Birincisi, devletin fail aleyhine açtığı ve sürdürdüğü kamu davası sona erebilir. İkincisi, devletin kamu davası sonucunda faile verdiği ceza sona erebilir. Dava ve cezayı düşüren sebeplerin ortak özellikleri şunlardır:

  • Düşme sebepleri kişiseldir.
  • Düşme sebebinin birden çok olması durumunda ceza ilişkisini kaldıranlar, infaz ilişkisini kaldıranlardan önce uygulanır.
  • Düşme sebepleri diğer bütün sebeplerden önce göz önünde bulundurur.
  • Düşme sebepleri takdiri değildir.

Dava ve Ceza İlişkisini Düşüren Nedenler 

Dava ve Ceza İlişkisini Düşüren Nedenler 

Dava ve ceza ilişkisini düşüren nedenler şu şekilde sayılabilir:

  • Sanığın ve hükümlünün ölümü,
  • Af,
  • Zamanaşımı,
  • Şikâyetten vazgeçme,
  • Uzlaşma,
  • Ön ödeme

Sanığın ve Hükümlünün Ölümü

Şüpheli hayatını kaybettiğinde kamu davası açılmaz. Kamu davası açıldıktan sonra sanık vefat ederse dava sona erer. Ancak, müsadere edilmesi gereken eşya ve maddi çıkarlarla ilgili olarak davaya devam edilip, bunların müsadere edilmesine karar verilebilir. Sanığın vefatı, diğer suç ortaklarına ilişkin davayı etkilemez. Hükümlü ölürse, hapis cezası ve ödenmemiş adli para cezaları kalkar.

Af

Af, devletin suç işleyen kişiye verdiği cezayı kaldırması veya hafifletmesi anlamına gelir. Af, devlet ile fail arasındaki ceza ilişkisini etkiler ve genel af ile özel af olmak üzere iki türdür. Genel af, TBMM tarafından çıkarılan ve ceza mahkumiyetini tüm sonuçlarıyla ortadan kaldıran aftır. Özel af ise TBMM tarafından çıkarılan, hapis cezasının infaz kurumunda çektirilmesine son veren, infaz süresini kısaltan veya adli para cezasına çeviren aftır. Af, kanunlarda belirtilen nedenlerle sınırlıdır ve reddedilemez.

Zamanaşımı

Zamanaşımı, suçun işlenmesinden itibaren belirli bir süre geçtikten sonra devletin dava açma veya dava sonucunda verilen cezayı infaz etme yetkisinin sona ermesidir. Bu durum re’sen dikkate alınır.

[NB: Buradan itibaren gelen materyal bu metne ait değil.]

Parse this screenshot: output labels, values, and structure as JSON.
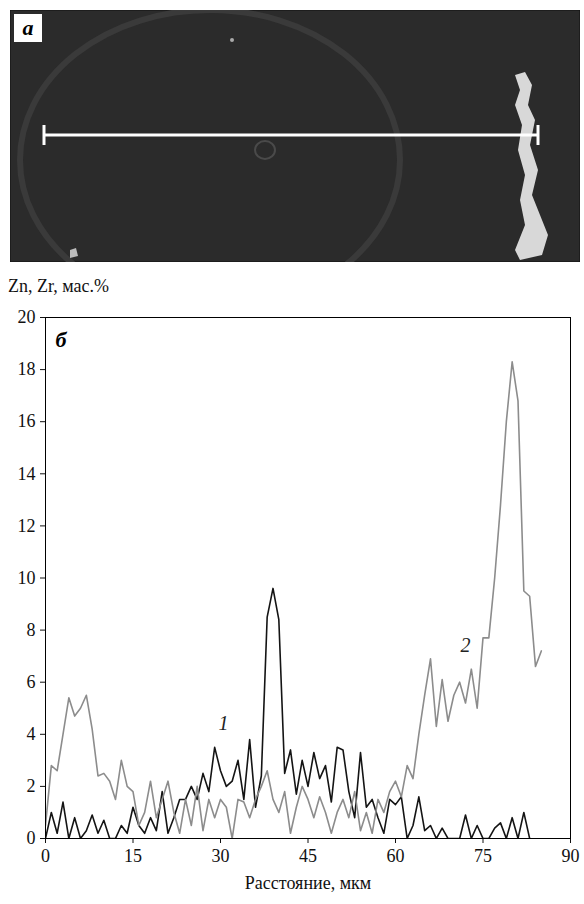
{
  "image_panel": {
    "label": "а"
  },
  "chart_data": {
    "type": "line",
    "panel_label": "б",
    "y_label": "Zn, Zr, мас.%",
    "x_label": "Расстояние, мкм",
    "x": [
      0,
      1,
      2,
      3,
      4,
      5,
      6,
      7,
      8,
      9,
      10,
      11,
      12,
      13,
      14,
      15,
      16,
      17,
      18,
      19,
      20,
      21,
      22,
      23,
      24,
      25,
      26,
      27,
      28,
      29,
      30,
      31,
      32,
      33,
      34,
      35,
      36,
      37,
      38,
      39,
      40,
      41,
      42,
      43,
      44,
      45,
      46,
      47,
      48,
      49,
      50,
      51,
      52,
      53,
      54,
      55,
      56,
      57,
      58,
      59,
      60,
      61,
      62,
      63,
      64,
      65,
      66,
      67,
      68,
      69,
      70,
      71,
      72,
      73,
      74,
      75,
      76,
      77,
      78,
      79,
      80,
      81,
      82,
      83,
      84,
      85
    ],
    "series": [
      {
        "color": "#141414",
        "values": [
          0,
          1,
          0.2,
          1.4,
          0,
          0.8,
          0,
          0.3,
          0.9,
          0.2,
          0.7,
          0,
          0,
          0.5,
          0.2,
          1.2,
          0.5,
          0.2,
          0.8,
          0.3,
          1.8,
          0.2,
          0.8,
          1.5,
          1.5,
          2,
          1.5,
          2.5,
          1.8,
          3.5,
          2.6,
          2,
          2.2,
          3,
          1.5,
          3.8,
          1.2,
          2.4,
          8.5,
          9.6,
          8.4,
          2.5,
          3.4,
          1.7,
          3,
          2,
          3.3,
          2.3,
          2.8,
          1.4,
          3.5,
          3.4,
          1.8,
          0.8,
          3.3,
          1.2,
          1.5,
          0.8,
          0.2,
          1.5,
          1.3,
          1.6,
          0,
          0.5,
          1.6,
          0.3,
          0.5,
          0,
          0.4,
          0,
          0,
          0,
          0.9,
          0,
          0.5,
          0,
          0,
          0.4,
          0.6,
          0,
          0.8,
          0,
          1,
          0,
          null,
          null
        ]
      },
      {
        "color": "#8c8c8c",
        "values": [
          0.5,
          2.8,
          2.6,
          4,
          5.4,
          4.7,
          5,
          5.5,
          4.2,
          2.4,
          2.5,
          2.2,
          1.5,
          3,
          2,
          1.8,
          0.5,
          1,
          2.2,
          0.8,
          1.5,
          2.2,
          1,
          0.2,
          1.5,
          0.5,
          2,
          0.3,
          1.5,
          0.8,
          1.5,
          1.2,
          0,
          1.5,
          1.4,
          0.8,
          1.5,
          2,
          2.6,
          1.5,
          1,
          1.8,
          0.2,
          1.2,
          2,
          1.5,
          0.8,
          1.6,
          1,
          0.2,
          1,
          1.5,
          0.8,
          1.8,
          0.3,
          1,
          0.2,
          1.5,
          1,
          1.8,
          2.2,
          1.6,
          2.8,
          2.3,
          4,
          5.5,
          6.9,
          4.3,
          6.1,
          4.5,
          5.5,
          6,
          5.2,
          6.5,
          5,
          7.7,
          7.7,
          10,
          12.8,
          16,
          18.3,
          16.8,
          9.5,
          9.3,
          6.6,
          7.2
        ]
      }
    ],
    "annotations": [
      {
        "text": "1",
        "x": 30.5,
        "y": 4.4
      },
      {
        "text": "2",
        "x": 72,
        "y": 7.4
      }
    ],
    "xlim": [
      0,
      90
    ],
    "xticks": [
      0,
      15,
      30,
      45,
      60,
      75,
      90
    ],
    "ylim": [
      0,
      20
    ],
    "yticks": [
      0,
      2,
      4,
      6,
      8,
      10,
      12,
      14,
      16,
      18,
      20
    ],
    "grid": false
  }
}
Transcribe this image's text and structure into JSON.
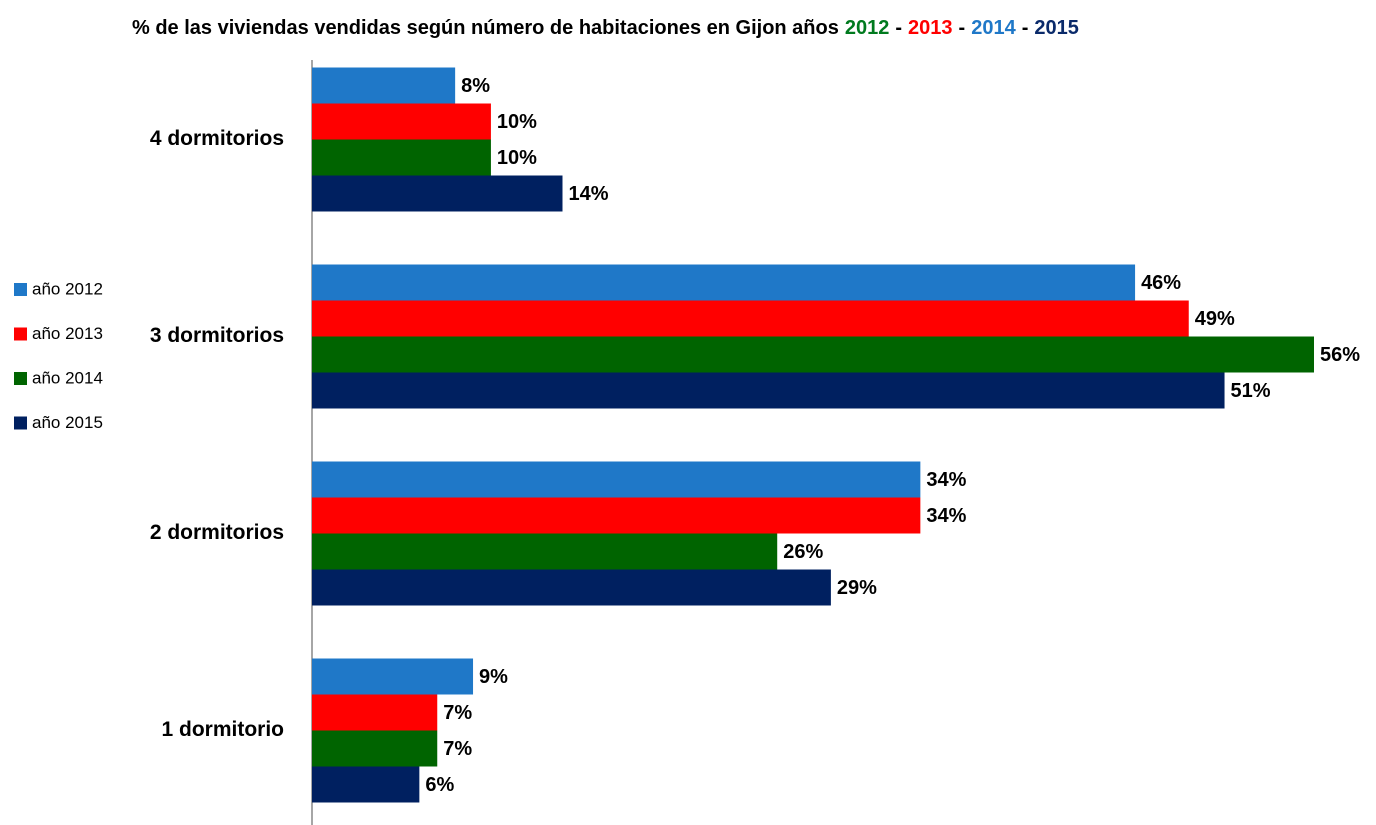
{
  "chart_data": {
    "type": "bar",
    "orientation": "horizontal",
    "title": [
      {
        "text": "% de las viviendas vendidas según número de habitaciones en Gijon años",
        "color": "#000000"
      },
      {
        "text": "2012",
        "color": "#007a1e"
      },
      {
        "text": "-",
        "color": "#000000"
      },
      {
        "text": "2013",
        "color": "#ff0000"
      },
      {
        "text": "-",
        "color": "#000000"
      },
      {
        "text": "2014",
        "color": "#1f78c8"
      },
      {
        "text": "-",
        "color": "#000000"
      },
      {
        "text": "2015",
        "color": "#0a2a6a"
      }
    ],
    "categories": [
      "4 dormitorios",
      "3 dormitorios",
      "2 dormitorios",
      "1 dormitorio"
    ],
    "series": [
      {
        "name": "año 2012",
        "color": "#1f78c8",
        "values": [
          8,
          46,
          34,
          9
        ],
        "value_labels": [
          "8%",
          "46%",
          "34%",
          "9%"
        ]
      },
      {
        "name": "año 2013",
        "color": "#ff0000",
        "values": [
          10,
          49,
          34,
          7
        ],
        "value_labels": [
          "10%",
          "49%",
          "34%",
          "7%"
        ]
      },
      {
        "name": "año 2014",
        "color": "#006400",
        "values": [
          10,
          56,
          26,
          7
        ],
        "value_labels": [
          "10%",
          "56%",
          "26%",
          "7%"
        ]
      },
      {
        "name": "año 2015",
        "color": "#002060",
        "values": [
          14,
          51,
          29,
          6
        ],
        "value_labels": [
          "14%",
          "51%",
          "29%",
          "6%"
        ]
      }
    ],
    "xlim": [
      0,
      56
    ],
    "legend": "left"
  }
}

Zamanaşımı türleri şöyle sayılabilir:

Dava Zamanaşımı 

Suçun işlendiği tarihten itibaren belirli bir süre geçmesinden sonra, devletin o suçla ilgili ceza davası açma ya da açılmış olan ceza davasını sürdürme yetkisinin ortadan kalkması durumuna dava zamanaşımı denir.

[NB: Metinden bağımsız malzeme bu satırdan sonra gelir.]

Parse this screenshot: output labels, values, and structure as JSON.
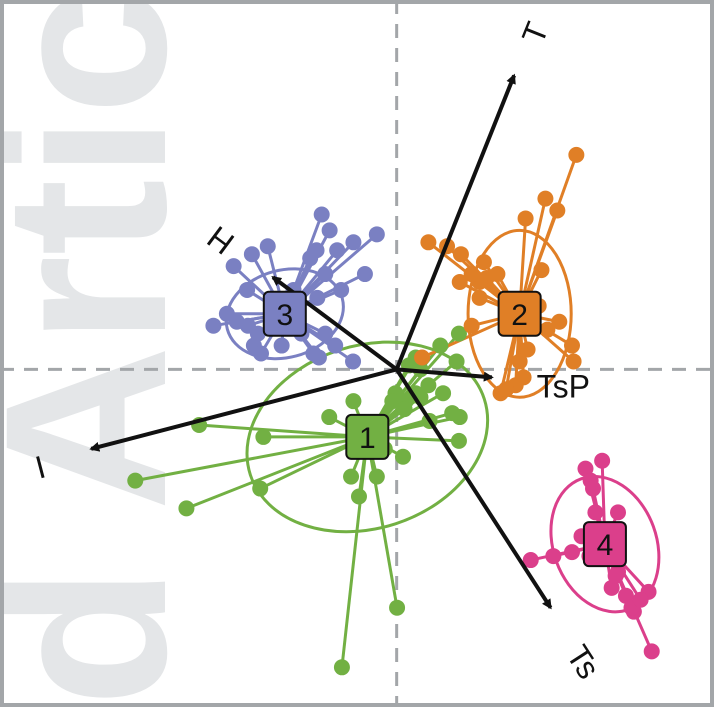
{
  "chart_data": {
    "type": "scatter",
    "title": "",
    "xlabel": "",
    "ylabel": "",
    "xlim": [
      -1.0,
      0.8
    ],
    "ylim": [
      -0.85,
      0.93
    ],
    "origin_lines": true,
    "watermark": "d Artic",
    "arrows": [
      {
        "label": "T",
        "x": 0.296,
        "y": 0.74,
        "label_x": 0.355,
        "label_y": 0.845
      },
      {
        "label": "H",
        "x": -0.312,
        "y": 0.232,
        "label_x": -0.44,
        "label_y": 0.33
      },
      {
        "label": "TsP",
        "x": 0.24,
        "y": -0.02,
        "label_x": 0.42,
        "label_y": -0.05
      },
      {
        "label": "I",
        "x": -0.77,
        "y": -0.2,
        "label_x": -0.9,
        "label_y": -0.24
      },
      {
        "label": "Ts",
        "x": 0.388,
        "y": -0.6,
        "label_x": 0.465,
        "label_y": -0.74
      }
    ],
    "groups": [
      {
        "label": "1",
        "color": "#72b043",
        "centroid": [
          -0.074,
          -0.17
        ],
        "ellipse": {
          "rx": 0.31,
          "ry": 0.23,
          "angle": -18
        },
        "points": [
          [
            -0.659,
            -0.28
          ],
          [
            -0.53,
            -0.35
          ],
          [
            -0.498,
            -0.14
          ],
          [
            -0.336,
            -0.17
          ],
          [
            -0.344,
            -0.3
          ],
          [
            -0.17,
            -0.12
          ],
          [
            -0.109,
            -0.08
          ],
          [
            -0.003,
            -0.06
          ],
          [
            -0.011,
            -0.08
          ],
          [
            0.023,
            -0.08
          ],
          [
            0.048,
            -0.06
          ],
          [
            0.06,
            -0.07
          ],
          [
            0.02,
            -0.1
          ],
          [
            0.083,
            -0.13
          ],
          [
            0.157,
            -0.18
          ],
          [
            0.159,
            -0.12
          ],
          [
            0.14,
            -0.11
          ],
          [
            0.117,
            -0.06
          ],
          [
            0.08,
            -0.04
          ],
          [
            0.031,
            0.01
          ],
          [
            0.048,
            0.03
          ],
          [
            0.11,
            0.06
          ],
          [
            0.157,
            0.09
          ],
          [
            0.151,
            0.02
          ],
          [
            0.016,
            -0.22
          ],
          [
            -0.095,
            -0.32
          ],
          [
            -0.115,
            -0.27
          ],
          [
            -0.05,
            -0.27
          ],
          [
            0.001,
            -0.6
          ],
          [
            -0.138,
            -0.75
          ],
          [
            -0.03,
            -0.2
          ],
          [
            0.06,
            0.0
          ]
        ]
      },
      {
        "label": "2",
        "color": "#e07f26",
        "centroid": [
          0.31,
          0.14
        ],
        "ellipse": {
          "rx": 0.13,
          "ry": 0.21,
          "angle": 0
        },
        "points": [
          [
            0.453,
            0.54
          ],
          [
            0.405,
            0.4
          ],
          [
            0.375,
            0.43
          ],
          [
            0.325,
            0.38
          ],
          [
            0.365,
            0.25
          ],
          [
            0.254,
            0.24
          ],
          [
            0.22,
            0.27
          ],
          [
            0.227,
            0.23
          ],
          [
            0.209,
            0.22
          ],
          [
            0.189,
            0.24
          ],
          [
            0.162,
            0.29
          ],
          [
            0.127,
            0.31
          ],
          [
            0.08,
            0.32
          ],
          [
            0.159,
            0.22
          ],
          [
            0.209,
            0.18
          ],
          [
            0.189,
            0.11
          ],
          [
            0.358,
            0.16
          ],
          [
            0.41,
            0.12
          ],
          [
            0.442,
            0.06
          ],
          [
            0.446,
            0.02
          ],
          [
            0.33,
            0.05
          ],
          [
            0.31,
            0.02
          ],
          [
            0.32,
            -0.02
          ],
          [
            0.3,
            -0.04
          ],
          [
            0.262,
            -0.06
          ],
          [
            0.276,
            -0.05
          ],
          [
            0.064,
            0.03
          ],
          [
            0.38,
            0.1
          ]
        ]
      },
      {
        "label": "3",
        "color": "#7a80c2",
        "centroid": [
          -0.282,
          0.14
        ],
        "ellipse": {
          "rx": 0.15,
          "ry": 0.11,
          "angle": -15
        },
        "points": [
          [
            -0.189,
            0.39
          ],
          [
            -0.169,
            0.35
          ],
          [
            -0.05,
            0.34
          ],
          [
            -0.109,
            0.32
          ],
          [
            -0.202,
            0.3
          ],
          [
            -0.218,
            0.28
          ],
          [
            -0.18,
            0.24
          ],
          [
            -0.15,
            0.3
          ],
          [
            -0.325,
            0.31
          ],
          [
            -0.365,
            0.29
          ],
          [
            -0.411,
            0.26
          ],
          [
            -0.377,
            0.2
          ],
          [
            -0.462,
            0.11
          ],
          [
            -0.428,
            0.14
          ],
          [
            -0.403,
            0.12
          ],
          [
            -0.375,
            0.11
          ],
          [
            -0.35,
            0.09
          ],
          [
            -0.29,
            0.06
          ],
          [
            -0.31,
            0.14
          ],
          [
            -0.36,
            0.06
          ],
          [
            -0.342,
            0.04
          ],
          [
            -0.3,
            0.13
          ],
          [
            -0.24,
            0.09
          ],
          [
            -0.21,
            0.04
          ],
          [
            -0.18,
            0.09
          ],
          [
            -0.196,
            0.03
          ],
          [
            -0.155,
            0.06
          ],
          [
            -0.08,
            0.24
          ],
          [
            -0.11,
            0.02
          ],
          [
            -0.26,
            0.2
          ],
          [
            -0.2,
            0.18
          ],
          [
            -0.14,
            0.2
          ]
        ]
      },
      {
        "label": "4",
        "color": "#db3f8b",
        "centroid": [
          0.525,
          -0.44
        ],
        "ellipse": {
          "rx": 0.13,
          "ry": 0.175,
          "angle": -20
        },
        "points": [
          [
            0.518,
            -0.23
          ],
          [
            0.476,
            -0.25
          ],
          [
            0.489,
            -0.28
          ],
          [
            0.495,
            -0.3
          ],
          [
            0.501,
            -0.36
          ],
          [
            0.558,
            -0.36
          ],
          [
            0.466,
            -0.42
          ],
          [
            0.442,
            -0.46
          ],
          [
            0.395,
            -0.47
          ],
          [
            0.338,
            -0.48
          ],
          [
            0.558,
            -0.51
          ],
          [
            0.542,
            -0.55
          ],
          [
            0.578,
            -0.57
          ],
          [
            0.598,
            -0.61
          ],
          [
            0.592,
            -0.6
          ],
          [
            0.635,
            -0.56
          ],
          [
            0.615,
            -0.58
          ],
          [
            0.643,
            -0.71
          ],
          [
            0.486,
            -0.47
          ],
          [
            0.552,
            -0.52
          ]
        ]
      }
    ]
  }
}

Dava zamanaşımı süreleri şu şekilde sayılabilir:

  • Ağırlaştırılmış müebbet hapis cezasını gerektiren suçlarda 30 yıl
  • Müebbet hapis cezası gerektiren suçlarda 25 yıl
  • 20 yıldan aşağı olmamak üzere hapis cezası gerektiren suçlarda 20 yıl
  • 5 – 20 yıl arası hapis cezası gerektiren suçlarda 15 yıl
  • 5 yıl ve aşağısı hapis cezası gerektiren suçlarda 8 yıl

Bir suçla ilgili olarak soruşturma ya da kovuşturma yapılabilmesi için, öncelikle izin alınması ya da bir karar verilmesi ya da başka bir yerde çözülmesi gereken bir sorunun olması halinde; bu işlemler tamamlanana ya da kaçak olan suçlunun hakkındaki karar kalkana kadar dava zamanaşımı işlemez.

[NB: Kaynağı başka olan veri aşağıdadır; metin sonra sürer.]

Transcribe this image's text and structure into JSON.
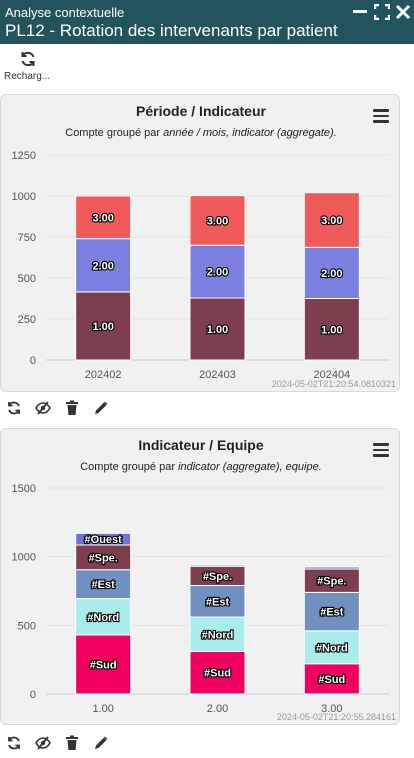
{
  "window": {
    "subtitle": "Analyse contextuelle",
    "title": "PL12 - Rotation des intervenants par patient"
  },
  "toolbar": {
    "reload_label": "Recharg..."
  },
  "panels": [
    {
      "title": "Période / Indicateur",
      "subtitle_prefix": "Compte groupé par ",
      "subtitle_em": "année / mois, indicator (aggregate).",
      "timestamp": "2024-05-02T21:20:54.0810321"
    },
    {
      "title": "Indicateur / Equipe",
      "subtitle_prefix": "Compte groupé par ",
      "subtitle_em": "indicator (aggregate), equipe.",
      "timestamp": "2024-05-02T21:20:55.284161"
    }
  ],
  "chart_data": [
    {
      "type": "bar",
      "stacked": true,
      "categories": [
        "202402",
        "202403",
        "202404"
      ],
      "yticks": [
        0,
        250,
        500,
        750,
        1000,
        1250
      ],
      "ylim": [
        0,
        1250
      ],
      "series": [
        {
          "name": "1.00",
          "label": "1.00",
          "color": "#7d3f50",
          "values": [
            415,
            378,
            375
          ]
        },
        {
          "name": "2.00",
          "label": "2.00",
          "color": "#7b80e0",
          "values": [
            325,
            322,
            312
          ]
        },
        {
          "name": "3.00",
          "label": "3.00",
          "color": "#f05a5a",
          "values": [
            260,
            302,
            333
          ]
        }
      ]
    },
    {
      "type": "bar",
      "stacked": true,
      "categories": [
        "1.00",
        "2.00",
        "3.00"
      ],
      "yticks": [
        0,
        500,
        1000,
        1500
      ],
      "ylim": [
        0,
        1500
      ],
      "series": [
        {
          "name": "#Sud",
          "label": "#Sud",
          "color": "#f00060",
          "values": [
            430,
            310,
            220
          ]
        },
        {
          "name": "#Nord",
          "label": "#Nord",
          "color": "#a8ecec",
          "values": [
            265,
            250,
            240
          ]
        },
        {
          "name": "#Est",
          "label": "#Est",
          "color": "#7090c0",
          "values": [
            210,
            230,
            280
          ]
        },
        {
          "name": "#Spe.",
          "label": "#Spe.",
          "color": "#7d3f50",
          "values": [
            180,
            140,
            170
          ]
        },
        {
          "name": "#Ouest",
          "label": "#Ouest",
          "color": "#6e74d8",
          "values": [
            85,
            10,
            15
          ]
        }
      ]
    }
  ],
  "icons": [
    "minimize-icon",
    "maximize-icon",
    "close-icon",
    "reload-icon",
    "menu-icon",
    "refresh-icon",
    "hide-icon",
    "delete-icon",
    "edit-icon"
  ]
}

Şüpheli ya da sanıklardan birinin savcılıkta ifade vermesi veya mahkemede sorgulanması, şüpheli ya da sanıklardan birine tutuklama emri çıkarılması, suçla ilgili iddianamenin hazırlanması, sanıklardan herhangi birinin mahkum edilmesi durumlarında ise dava zamanaşımı sona erer.

Müsadere Zamanaşımı 

Müsadere zamanaşımı, müsadere kararının infaz edilebilmesi için belirlenen bir süredir. Müsadere, devletin suç işleyen kişiye ait belirli eşya veya kazançların mülkiyetini almasıdır.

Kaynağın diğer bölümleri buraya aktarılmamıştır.